A demi ...

• ... is a 3-tuple $(X, F, \ell)$ where $\ell : F \to (X \to X)$
  • Intuition: $X$ is values, $F$ is actions, $\ell$ lifts actions into functions. Generalizes semigroups.
• ... with composition assumes $\exists \star \in F^2 \to F : \ell(a \star b) = \ell a \circ \ell b$
  • Intuition: this allows us to compose actions before lifting them
  • Intuition: associativity states that $\times(a \times b) = \times a \circ \times b$, which says that an operator is both a composition and a lift; demis decouple these two ideas.
• ... with identity assumes $\exists \zeta \in F : \ell \zeta = id$
  • Intuition: this gives is an identity action

Thoughts

• $(A, A \to A, id)$ is a demi with identity $\zeta = id$ and composition $\star = \circ$
• $(\Sigma^*, \mathbb N, \text{repeat})$ is a demi with identity $\zeta = 1$ and composition $\star = \times$
• $(A, B, \text{const})$ is a demi s.t. each $\zeta : B$ is an identity and each $\star : B^2 \to B$ is a composition
• $(\Sigma^*, \Sigma, \text{prepend or append})$ are demis without identity or composition
• $(\text{Set } a, a, \text{delete or insert})$ are demis without identity or composition
• Demis are a generalization of semigroups.
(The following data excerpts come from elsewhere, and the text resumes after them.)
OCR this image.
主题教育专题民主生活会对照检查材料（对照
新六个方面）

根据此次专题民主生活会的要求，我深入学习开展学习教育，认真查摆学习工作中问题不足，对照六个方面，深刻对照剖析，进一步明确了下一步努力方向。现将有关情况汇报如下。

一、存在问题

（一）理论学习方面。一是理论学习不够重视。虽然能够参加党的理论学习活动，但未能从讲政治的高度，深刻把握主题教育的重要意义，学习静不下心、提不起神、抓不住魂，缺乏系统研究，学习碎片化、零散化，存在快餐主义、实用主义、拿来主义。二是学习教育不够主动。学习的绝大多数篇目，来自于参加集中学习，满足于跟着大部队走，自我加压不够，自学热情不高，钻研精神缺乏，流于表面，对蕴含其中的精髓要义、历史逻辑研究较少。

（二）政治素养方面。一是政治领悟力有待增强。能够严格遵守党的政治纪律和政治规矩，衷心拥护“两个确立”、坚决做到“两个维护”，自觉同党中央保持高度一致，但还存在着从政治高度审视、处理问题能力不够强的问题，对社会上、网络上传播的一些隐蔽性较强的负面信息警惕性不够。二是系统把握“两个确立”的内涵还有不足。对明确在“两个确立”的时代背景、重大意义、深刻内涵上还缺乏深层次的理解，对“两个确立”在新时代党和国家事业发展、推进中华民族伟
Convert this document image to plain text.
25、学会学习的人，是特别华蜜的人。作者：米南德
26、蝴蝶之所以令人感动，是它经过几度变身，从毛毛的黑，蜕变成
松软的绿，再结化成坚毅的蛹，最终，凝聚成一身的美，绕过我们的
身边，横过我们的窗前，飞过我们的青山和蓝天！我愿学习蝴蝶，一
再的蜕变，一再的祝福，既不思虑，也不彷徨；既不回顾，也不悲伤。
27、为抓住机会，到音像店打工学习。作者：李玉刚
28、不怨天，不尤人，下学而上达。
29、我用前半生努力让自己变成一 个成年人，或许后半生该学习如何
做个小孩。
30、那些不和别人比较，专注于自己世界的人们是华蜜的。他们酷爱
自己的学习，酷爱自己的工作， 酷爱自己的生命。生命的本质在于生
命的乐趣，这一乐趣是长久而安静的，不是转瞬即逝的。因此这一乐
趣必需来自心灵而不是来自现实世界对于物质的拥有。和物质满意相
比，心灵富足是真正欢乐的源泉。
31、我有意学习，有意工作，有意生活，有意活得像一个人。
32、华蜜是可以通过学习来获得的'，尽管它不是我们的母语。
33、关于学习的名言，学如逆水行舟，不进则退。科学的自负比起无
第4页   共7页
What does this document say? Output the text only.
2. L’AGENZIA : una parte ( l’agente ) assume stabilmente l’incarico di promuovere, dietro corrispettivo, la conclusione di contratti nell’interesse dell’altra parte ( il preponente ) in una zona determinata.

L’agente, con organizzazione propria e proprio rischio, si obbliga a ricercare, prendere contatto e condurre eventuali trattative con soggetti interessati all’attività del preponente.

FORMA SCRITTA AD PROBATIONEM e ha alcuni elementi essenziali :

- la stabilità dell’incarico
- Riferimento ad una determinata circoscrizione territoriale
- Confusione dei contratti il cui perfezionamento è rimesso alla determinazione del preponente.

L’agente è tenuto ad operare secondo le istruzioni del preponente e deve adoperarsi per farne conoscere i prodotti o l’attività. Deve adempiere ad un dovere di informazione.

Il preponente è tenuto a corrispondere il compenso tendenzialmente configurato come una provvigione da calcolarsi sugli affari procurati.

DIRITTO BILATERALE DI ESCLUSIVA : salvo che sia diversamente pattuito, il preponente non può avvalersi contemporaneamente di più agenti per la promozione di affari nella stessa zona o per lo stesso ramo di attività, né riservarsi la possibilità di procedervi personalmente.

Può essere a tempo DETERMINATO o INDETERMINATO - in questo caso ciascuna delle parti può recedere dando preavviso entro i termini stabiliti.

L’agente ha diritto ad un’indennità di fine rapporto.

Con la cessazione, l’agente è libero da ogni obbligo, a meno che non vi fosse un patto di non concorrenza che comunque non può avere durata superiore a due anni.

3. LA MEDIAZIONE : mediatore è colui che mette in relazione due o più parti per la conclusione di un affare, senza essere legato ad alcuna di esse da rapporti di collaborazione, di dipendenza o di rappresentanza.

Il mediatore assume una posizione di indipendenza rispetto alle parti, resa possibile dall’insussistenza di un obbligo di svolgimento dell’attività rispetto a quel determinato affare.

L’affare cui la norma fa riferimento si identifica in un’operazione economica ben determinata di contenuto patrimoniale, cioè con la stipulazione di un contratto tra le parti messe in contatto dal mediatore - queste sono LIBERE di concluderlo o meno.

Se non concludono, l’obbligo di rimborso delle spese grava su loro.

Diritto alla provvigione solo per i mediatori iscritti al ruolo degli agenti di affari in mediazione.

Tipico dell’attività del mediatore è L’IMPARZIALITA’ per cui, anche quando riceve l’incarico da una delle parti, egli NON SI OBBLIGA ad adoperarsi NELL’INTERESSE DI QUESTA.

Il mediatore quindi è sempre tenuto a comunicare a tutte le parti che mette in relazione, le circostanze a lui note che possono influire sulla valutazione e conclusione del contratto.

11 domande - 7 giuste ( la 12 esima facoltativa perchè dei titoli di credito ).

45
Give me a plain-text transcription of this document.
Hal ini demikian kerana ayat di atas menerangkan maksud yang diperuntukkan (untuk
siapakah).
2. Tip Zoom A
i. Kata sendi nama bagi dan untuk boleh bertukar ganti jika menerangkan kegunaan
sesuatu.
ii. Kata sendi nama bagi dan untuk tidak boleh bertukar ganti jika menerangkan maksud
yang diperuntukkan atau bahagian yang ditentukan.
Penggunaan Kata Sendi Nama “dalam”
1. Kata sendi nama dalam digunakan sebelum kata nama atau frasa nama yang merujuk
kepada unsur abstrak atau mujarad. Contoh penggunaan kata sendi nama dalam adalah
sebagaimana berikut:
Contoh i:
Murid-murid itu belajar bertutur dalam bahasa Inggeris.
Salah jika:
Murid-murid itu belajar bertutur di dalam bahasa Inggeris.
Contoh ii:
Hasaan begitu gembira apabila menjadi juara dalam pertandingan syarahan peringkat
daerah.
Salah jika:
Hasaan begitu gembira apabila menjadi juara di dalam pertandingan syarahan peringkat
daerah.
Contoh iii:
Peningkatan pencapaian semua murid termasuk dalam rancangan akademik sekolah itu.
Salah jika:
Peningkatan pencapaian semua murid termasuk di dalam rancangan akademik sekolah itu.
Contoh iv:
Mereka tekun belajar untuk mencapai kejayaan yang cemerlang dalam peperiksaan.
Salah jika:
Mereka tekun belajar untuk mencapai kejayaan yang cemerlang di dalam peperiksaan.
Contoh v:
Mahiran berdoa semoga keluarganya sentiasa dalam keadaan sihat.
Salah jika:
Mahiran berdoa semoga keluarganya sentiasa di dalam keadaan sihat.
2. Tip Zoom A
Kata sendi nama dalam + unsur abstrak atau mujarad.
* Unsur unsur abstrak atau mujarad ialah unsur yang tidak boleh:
This is motivated by the existence of the following injection $(\leftrightarrow)$ from semigroups to demis.
  • For any semigroup $(S, \times)$, let $(\rightarrow)(S, \times) = (S, S, \ell = \times, \star = \times)$. This is a demi with composition: since $\times$ is associative, then we know that $\times(a \times b) = \times a \circ \times b$, in other words, $\ell(a \star b) = \ell a \circ \ell b$, meaning that $\star$ is a composition.
  • For any demi with composition $(X, F, \ell, \star)$ where $X = F$ and $\ell = \star$, define $(\leftarrow)(S, S, \times, \times) = (S, \times)$. We now need to show that $\times$ is associative. $\times(f \times g) = \ell(f \star g) = \ell f \circ \ell g = \times f \circ \times g$. Done.
  • Now note that $(\leftarrow)\circ (\to) = id$; for some $(S, \times)$, see $(\leftarrow)(\to)(S, \times) = (S, \times)$. Also, $(\to) \circ (\leftarrow) = id$ for similarly trivial reasons.
  • Thus we have shown that the set of semigroups is isomorphic to a subset of demis with composition. This motivates demis as a generalization of semigroups.
  • Also, this gives a new perspective on semigroups:
• If we also assume a monoidal identity $\zeta \in S$, then $\zeta$ is also a demi identity; since it's a monoidal identity, then $\times \zeta = id$, and $\ell = \times$, so $\ell \zeta = id$.
• For a demi $(X, F, \ell)$, with $\ell$ bijective:
  • we get identity for free: $\zeta = \ell^{-1}(id)$
  • we get composition for free: $a \star b = \ell^{-1}(\ell a \circ \ell b)$.
• For a demi with composition $(X, F, \ell, \star)$, we aren't guaranteed that $\star$ is associative, but we are guaranteed that $\ell(a \star (b \star c)) = \ell((a \star b) \star c) = \ell a \circ \ell b \circ \ell c$
  • Counter-example to associativity of $\star$: consider the demi with composition $(X, F=\mathbb N, \ell=\text{const } id, \star=-)$ for any $X$.